Ülke tecrübelerinden gördüğümüz diğer bir sonuç, hiçbir büyüme stratejisinin sihrinin sonsuza kadar sürmediği ve dolaysıyla revize edilmesi gerektiğidir. Her sistem kendi içinde hem başarı imkânları hem de başarısızlık unsurları barındırır. İzlenen modelin sonuçlarını takip etmek ve çıkış stratejilerini belirlemek gerekir. Çin’de aşamalar halinde izlenen stratejilerden yukarıda bahsettim. Benzer şekilde, 1970’lerde Japonya dünyanın en verimli çelik üreticisi, dünyanın en büyük çelik fabrikalarına ve dünyanın endüstriyel robotlarının yarısına sahipti. Fakat bugün aynı Japonya yok, 20 yılı aşkın bir süredir ciddi bir durgunluk içindedir. Benzer olarak, ithal ikameci yöntem 1950’lerde Latin Amerika’da başladı ve bu dünyanın diğer ülkelerine yayıldı. Belirli bir düzeye kadar ülkelerin yerli üretim potansiyelini artırsa da zamanla etkin olmayan ve uluslararası rekabete açık olmayan yapılara evrildiler. Son yıllarda, Hindistan’ın da Çin gibi, aşamalı stratejinin önemini fark ettiği görüyoruz. Bu yüzden, Hindistan hükümeti 2014 yılında “Make in India” adlı projesini uygulamaya soktu. Bu proje ile ülkenin düşük olan sanayi üretimini ve yetersiz olan ihracat düzeyini artırmak için kapsamlı bir program yürütülmektedir.

Diğer bir sonuç, kalkınmacı devlet modeline bakıldığında genelde otoriter yapılarda başarılı olduğunu görüyoruz. Fakat kalkınmacı devlet genel anlamda otoriter bir devleti çağrıştırsa da ülke tecrübelerinin de gösterdiği gibi, bunun ekonomik başarı için ne gerekli ne yeterli olduğunu söylemek gerekir. Kalkınma devlet tarafından koordine edilen çok-düzeyli, çok-bileşenli bir yapıdır.

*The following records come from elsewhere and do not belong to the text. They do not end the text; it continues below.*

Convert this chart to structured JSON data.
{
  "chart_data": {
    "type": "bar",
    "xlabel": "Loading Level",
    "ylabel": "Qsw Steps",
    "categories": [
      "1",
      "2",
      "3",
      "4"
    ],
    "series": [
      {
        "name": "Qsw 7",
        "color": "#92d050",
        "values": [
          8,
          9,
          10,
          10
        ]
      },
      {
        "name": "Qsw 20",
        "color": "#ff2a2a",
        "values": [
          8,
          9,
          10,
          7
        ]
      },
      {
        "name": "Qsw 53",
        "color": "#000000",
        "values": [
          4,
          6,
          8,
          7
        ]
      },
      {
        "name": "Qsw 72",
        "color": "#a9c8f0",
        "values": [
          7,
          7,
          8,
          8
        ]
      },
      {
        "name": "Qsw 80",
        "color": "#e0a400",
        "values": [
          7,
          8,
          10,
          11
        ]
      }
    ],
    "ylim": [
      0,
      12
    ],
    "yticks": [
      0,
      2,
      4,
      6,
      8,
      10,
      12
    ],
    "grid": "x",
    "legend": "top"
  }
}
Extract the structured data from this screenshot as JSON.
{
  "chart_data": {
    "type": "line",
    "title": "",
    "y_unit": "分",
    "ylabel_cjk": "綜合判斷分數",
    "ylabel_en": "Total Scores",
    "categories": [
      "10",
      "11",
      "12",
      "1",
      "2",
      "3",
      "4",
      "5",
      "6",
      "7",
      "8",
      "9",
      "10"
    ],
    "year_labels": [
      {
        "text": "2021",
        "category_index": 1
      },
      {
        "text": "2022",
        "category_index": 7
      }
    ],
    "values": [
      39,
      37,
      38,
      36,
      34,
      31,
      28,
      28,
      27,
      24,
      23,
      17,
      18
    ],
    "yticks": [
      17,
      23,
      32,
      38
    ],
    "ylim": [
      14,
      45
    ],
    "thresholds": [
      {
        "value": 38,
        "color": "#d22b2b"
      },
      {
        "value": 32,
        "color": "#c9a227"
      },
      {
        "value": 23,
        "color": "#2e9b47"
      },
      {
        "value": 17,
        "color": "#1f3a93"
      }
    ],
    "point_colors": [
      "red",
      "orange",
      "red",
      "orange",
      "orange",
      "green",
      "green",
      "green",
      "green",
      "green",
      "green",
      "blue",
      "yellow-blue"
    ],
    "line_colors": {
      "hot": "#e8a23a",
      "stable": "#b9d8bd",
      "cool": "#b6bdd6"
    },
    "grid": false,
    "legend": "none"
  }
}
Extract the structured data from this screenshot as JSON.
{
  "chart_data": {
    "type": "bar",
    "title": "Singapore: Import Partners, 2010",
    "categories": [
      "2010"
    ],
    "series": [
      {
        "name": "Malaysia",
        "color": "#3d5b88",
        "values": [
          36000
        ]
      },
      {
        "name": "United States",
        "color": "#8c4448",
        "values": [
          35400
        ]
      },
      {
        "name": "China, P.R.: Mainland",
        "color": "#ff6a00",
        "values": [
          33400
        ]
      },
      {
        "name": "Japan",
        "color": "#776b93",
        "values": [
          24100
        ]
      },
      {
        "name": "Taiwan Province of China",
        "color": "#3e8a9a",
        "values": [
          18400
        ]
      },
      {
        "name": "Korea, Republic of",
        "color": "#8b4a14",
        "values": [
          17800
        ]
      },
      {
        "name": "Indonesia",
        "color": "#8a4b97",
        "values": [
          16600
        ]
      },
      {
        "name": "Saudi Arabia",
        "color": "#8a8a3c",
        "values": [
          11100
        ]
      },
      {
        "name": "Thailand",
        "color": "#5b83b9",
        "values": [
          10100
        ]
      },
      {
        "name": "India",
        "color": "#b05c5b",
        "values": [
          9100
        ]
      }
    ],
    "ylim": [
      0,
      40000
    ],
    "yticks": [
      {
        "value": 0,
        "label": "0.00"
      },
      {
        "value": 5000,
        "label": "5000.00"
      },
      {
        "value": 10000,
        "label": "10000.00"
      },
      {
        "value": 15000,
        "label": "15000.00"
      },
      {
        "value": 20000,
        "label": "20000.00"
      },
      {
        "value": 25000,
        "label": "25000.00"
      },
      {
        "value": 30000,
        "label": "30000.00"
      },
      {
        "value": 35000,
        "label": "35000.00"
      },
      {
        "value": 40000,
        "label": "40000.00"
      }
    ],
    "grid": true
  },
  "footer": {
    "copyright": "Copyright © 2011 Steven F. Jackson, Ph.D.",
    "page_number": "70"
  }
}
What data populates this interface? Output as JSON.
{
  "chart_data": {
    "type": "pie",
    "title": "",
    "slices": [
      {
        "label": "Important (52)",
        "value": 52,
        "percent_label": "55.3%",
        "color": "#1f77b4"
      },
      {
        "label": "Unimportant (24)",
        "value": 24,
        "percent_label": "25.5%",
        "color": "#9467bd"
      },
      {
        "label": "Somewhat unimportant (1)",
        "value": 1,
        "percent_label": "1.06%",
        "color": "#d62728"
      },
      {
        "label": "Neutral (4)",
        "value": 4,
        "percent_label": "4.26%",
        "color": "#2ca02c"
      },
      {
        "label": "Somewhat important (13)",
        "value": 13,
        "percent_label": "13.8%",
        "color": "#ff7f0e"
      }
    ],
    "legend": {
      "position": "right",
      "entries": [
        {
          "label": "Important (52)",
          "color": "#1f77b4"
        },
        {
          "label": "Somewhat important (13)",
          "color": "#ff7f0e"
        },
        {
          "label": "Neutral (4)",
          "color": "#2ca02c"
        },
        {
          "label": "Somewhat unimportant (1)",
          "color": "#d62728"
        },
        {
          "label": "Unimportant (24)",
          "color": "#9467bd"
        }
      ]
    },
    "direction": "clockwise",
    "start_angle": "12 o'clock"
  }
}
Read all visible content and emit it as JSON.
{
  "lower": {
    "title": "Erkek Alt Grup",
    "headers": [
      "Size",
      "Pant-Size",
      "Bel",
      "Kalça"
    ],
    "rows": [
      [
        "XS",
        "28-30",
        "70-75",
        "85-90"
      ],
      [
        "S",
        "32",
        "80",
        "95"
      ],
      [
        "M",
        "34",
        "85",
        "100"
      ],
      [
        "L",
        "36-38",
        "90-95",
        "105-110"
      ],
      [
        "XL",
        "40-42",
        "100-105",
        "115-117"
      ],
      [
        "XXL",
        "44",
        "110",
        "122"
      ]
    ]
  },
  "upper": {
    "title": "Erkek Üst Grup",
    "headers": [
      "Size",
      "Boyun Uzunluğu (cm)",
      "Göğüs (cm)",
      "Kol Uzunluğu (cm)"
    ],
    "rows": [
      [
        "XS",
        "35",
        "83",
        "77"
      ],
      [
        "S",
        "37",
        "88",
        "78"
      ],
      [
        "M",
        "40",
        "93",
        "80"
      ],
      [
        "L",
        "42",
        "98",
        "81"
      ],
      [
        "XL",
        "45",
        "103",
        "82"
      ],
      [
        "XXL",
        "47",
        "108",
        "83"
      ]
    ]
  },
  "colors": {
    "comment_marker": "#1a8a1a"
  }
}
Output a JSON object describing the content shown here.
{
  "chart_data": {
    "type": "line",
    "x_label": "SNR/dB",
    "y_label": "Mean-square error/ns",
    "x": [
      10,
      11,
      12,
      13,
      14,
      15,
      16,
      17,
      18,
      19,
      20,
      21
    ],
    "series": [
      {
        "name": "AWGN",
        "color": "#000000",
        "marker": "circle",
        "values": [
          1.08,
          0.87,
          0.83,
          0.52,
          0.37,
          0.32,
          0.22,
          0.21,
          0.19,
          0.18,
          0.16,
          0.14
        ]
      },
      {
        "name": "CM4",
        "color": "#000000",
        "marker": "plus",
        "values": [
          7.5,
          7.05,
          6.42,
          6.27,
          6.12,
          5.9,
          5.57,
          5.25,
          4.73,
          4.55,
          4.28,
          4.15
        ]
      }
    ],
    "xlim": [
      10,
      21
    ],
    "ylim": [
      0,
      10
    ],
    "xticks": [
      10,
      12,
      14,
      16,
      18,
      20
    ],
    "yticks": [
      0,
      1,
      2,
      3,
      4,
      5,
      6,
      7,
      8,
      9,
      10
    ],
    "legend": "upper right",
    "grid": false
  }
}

Ülke kaynaklarının belirli bir sosyal amaca göre yönlendirilmesi devletin ve piyasanın işbirliği halinde çalışmasına bağlıdır. Bu anlamda, Batı ülkelerinde de görüldüğü gibi bir müdahaleci devlet anlayışı hep var oldu. Örneğin, İkinci Dünya Savaşı’ndan sonra devletin desteklediği ve yön verdiği sanayi politikalarının daha etkili ve yaygın etkisi Batı Almanya’da, Fransa ve İtalya’da çok net görüldü. Bu hamlelerle İtalya, kişi başına gelirde piyasaya daha fazla alan açan İngiltere’yi yakaladı. İsrail örneğine, devletin insan sermayesi ve teknoloji müdahalelerine, daha dikkatli bakmak gerekir.

Fakat kalkınmacı devlet, “müdahaleci devlet” anlayışını aşan, ülke ekonomisi için hedefler koyan ve yönlendirme içeren bir yaklaşımdır. Bunun için devletin otonom ve liyakat üzerine kurulu bir bürokratik yapıya sahip olması gerekir. Yani piyasayı, rekabeti ve değişimi yöneterek hatta dönem dönem “yanlış fiyat”larla bunu yapmak gerekebilir. Zamanla ortaya çıkan yüksek büyüme oranları bu tür yapılara daha fazla meşruiyet kazandırır, bu da kalkınmanın ihtiyaç duyduğu uzun zaman perspektifine kazanmasını kolaylaştırır. Bu anlayışı, bilgi ekonomisinin egemenlik kazandığı günümüzde yeniden tasarlamak, “teşebbüsçü devlet” yaklaşımı ile de ilişkilendirerek yeniden düşünmek gerekir.  Çünkü kalkınmacı devlet basit bir sanayi takıntısı değildir, tam tersi üretken ve kolektif bir refah arayışıdır.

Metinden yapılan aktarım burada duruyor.